Their suspect was maintaining the silent treatment too. An hour and a half they spent needling and cajoling him this afternoon, and he remained upright and tight-lipped, let them talk themselves hoarse without giving them so much as a change in expression.
He was inhuman. She had never seen anyone so completely blank in an interview room. A few she’d come across had started out that way, thinking they were tough enough to weather a barrage, but they all cracked eventually, out of fear or weariness or sheer boredom at having the same questions thrown at them dozens of times. Not this one though. He was going to protect his partner right to the end, ensure his continued liberty and take satisfaction from knowing he would be partly responsible for any further crimes the man committed.
It killed her that there was nothing she could do about it.
She sipped her rum.
When she looked up again Alex was coming round the corner, eyes fixed on her, that sweet, lazy smile making her smile right back like it always had. It was the only thing about him which hadn’t changed though; the grungy boy was now a smart man, dressed like he’d just stepped down from a Gap advert, the beard gone, the Afro cropped close to his skull. He’d lost the piercings from his ears but acquired a wedding ring.

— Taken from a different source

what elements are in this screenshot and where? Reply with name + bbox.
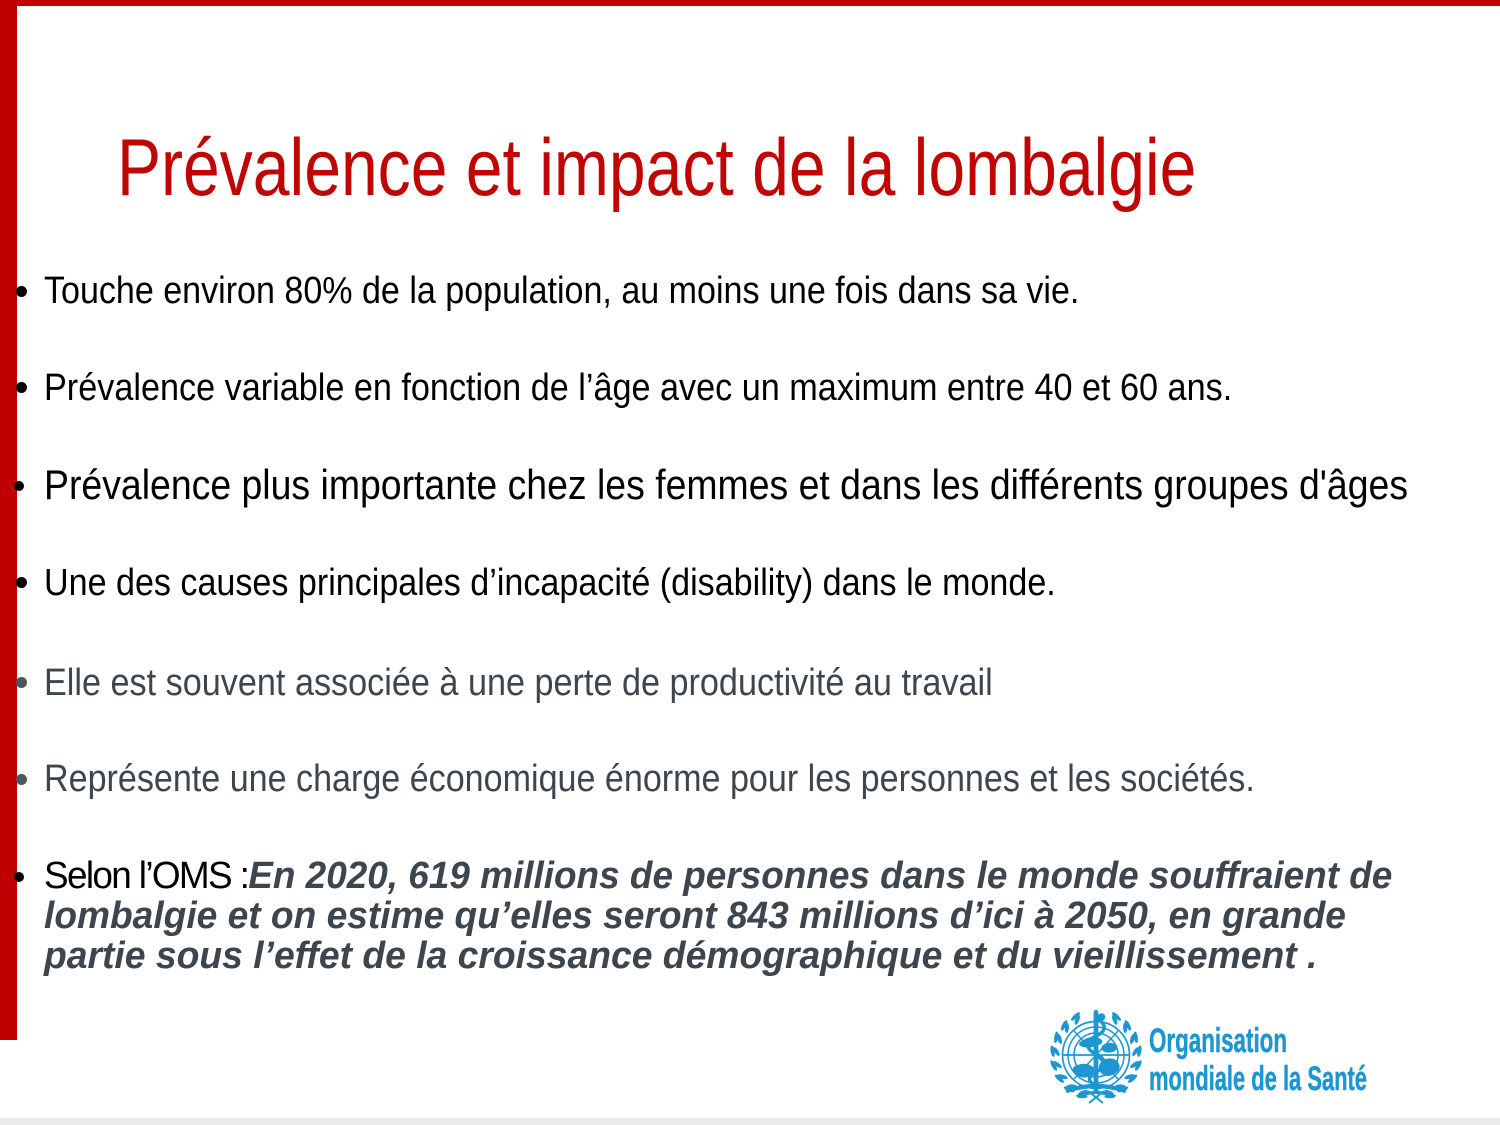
- svg-text:mondiale de la Santé: mondiale de la Santé: [1149, 1060, 1367, 1098]
- svg-text:Organisation: Organisation: [1149, 1022, 1287, 1060]
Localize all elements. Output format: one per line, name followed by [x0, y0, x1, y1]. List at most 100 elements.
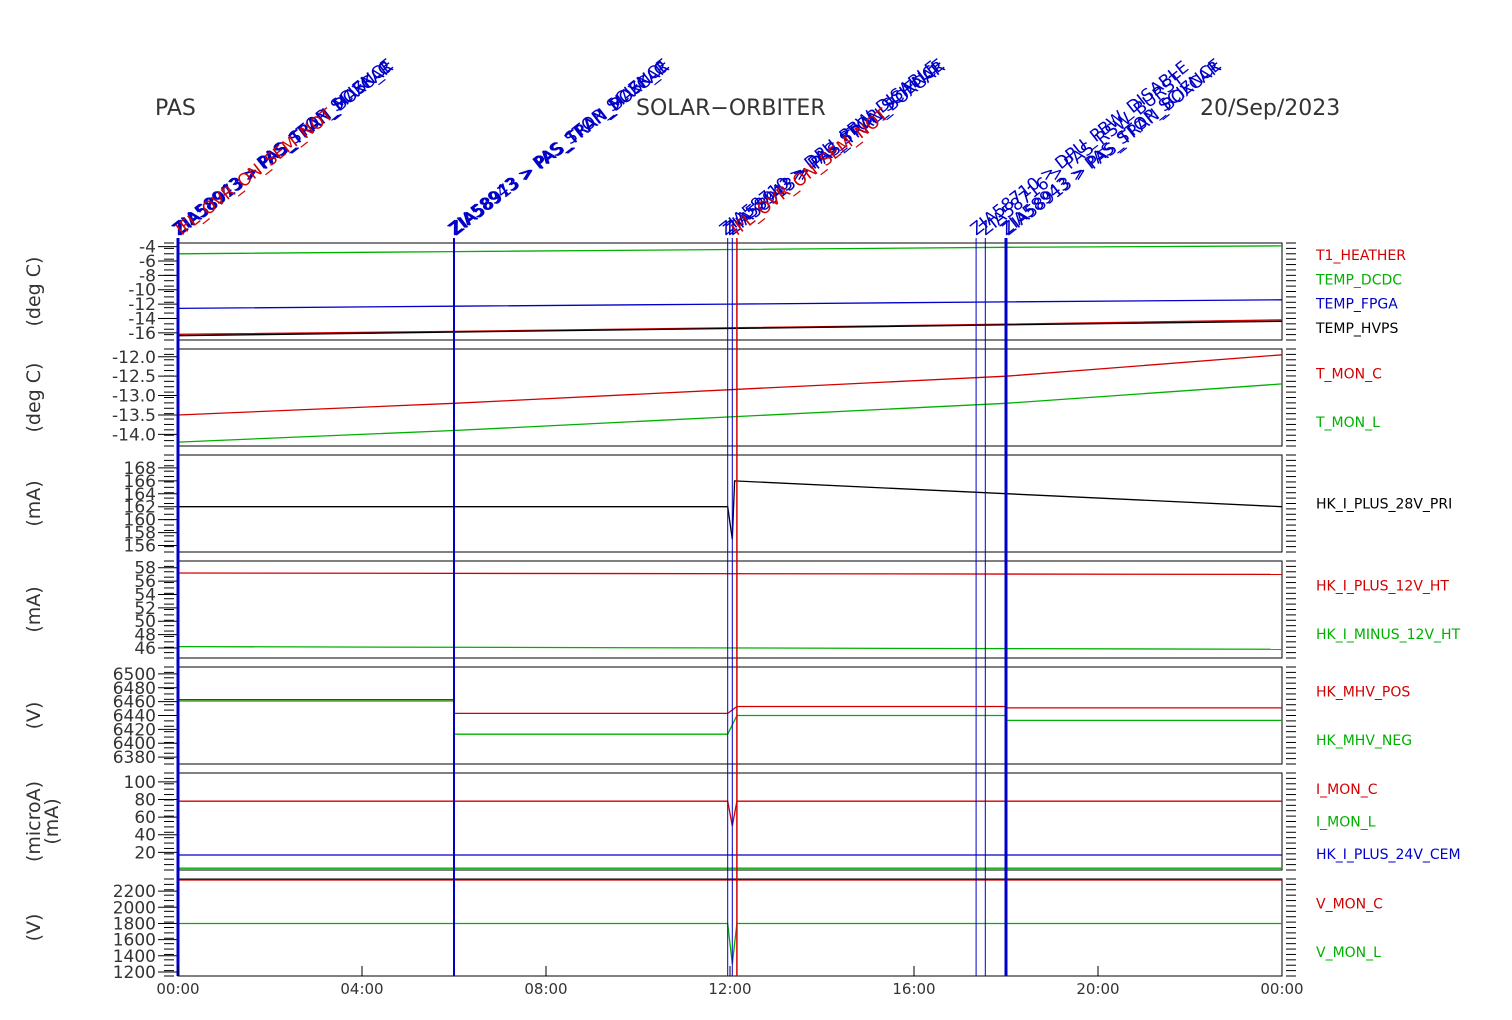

She stepped round the table and into a hug, felt the hard body she remembered and backed away before she began to think about it.
‘It’s great to see you again, Mel.’
‘Yeah, you too,’ she said, returning to her seat. ‘You look different.’
He sat down. ‘You mean older?’
Both still smiling.
‘More mature.’
‘You look just the same.’
She reached for her drink. ‘You know us Portuguese girls, we don’t go to seed until forty. Then it gets really bad, really fast.’
‘I don’t know, your mum was pretty hot as I remember.’
‘I’ll tell her you said that.’
Alex leaned back in his chair, crossed his legs, settling. ‘How are they all? Did they stay over here? Your dad was talking about leaving.’
‘They stayed. I don’t think they’ll go home any time soon, not with the way the economy is over there. Although Peterborough’s getting kind of inhospitable lately.’
‘Everywhere is,’ Alex said. ‘Right across Europe. They might as well be here. At least we’re trying to deal with the problem.’
She almost jumped on the ‘we’, decided not to. It would be easy to fall into the old argument, him thinking the best way to make a difference was educating people, her certain a tougher line needed to be taken. They’d been through it a hundred times without softening each other’s positions and she imagined that the intervening years wouldn’t have changed him.
It hadn’t changed her.
‘So, you’re lecturing?’
‘No.’ He took a mouthful of his wine, put the glass down very carefully but held onto the stem, turning it between his fingers. He gave her a wry smile. ‘Things didn’t quite work out how I planned. I got, let’s say, distracted.’
‘By what?’
‘An offer I couldn’t refuse.’
‘You’re in the mafia then?’
His eyes lit up. ‘Something like that.’
‘Were you always this annoyingly vague?’ Ferreira said.
‘I’m not being vague, you just think I am because you’re one of those ball-busting lady coppers now.’ He moved forward, elbows on his knees, filling the space between them. She could smell his aftershave, warm and leathery. ‘That was some impressive riot-breaking you did last night. Leading from the front like a good general.’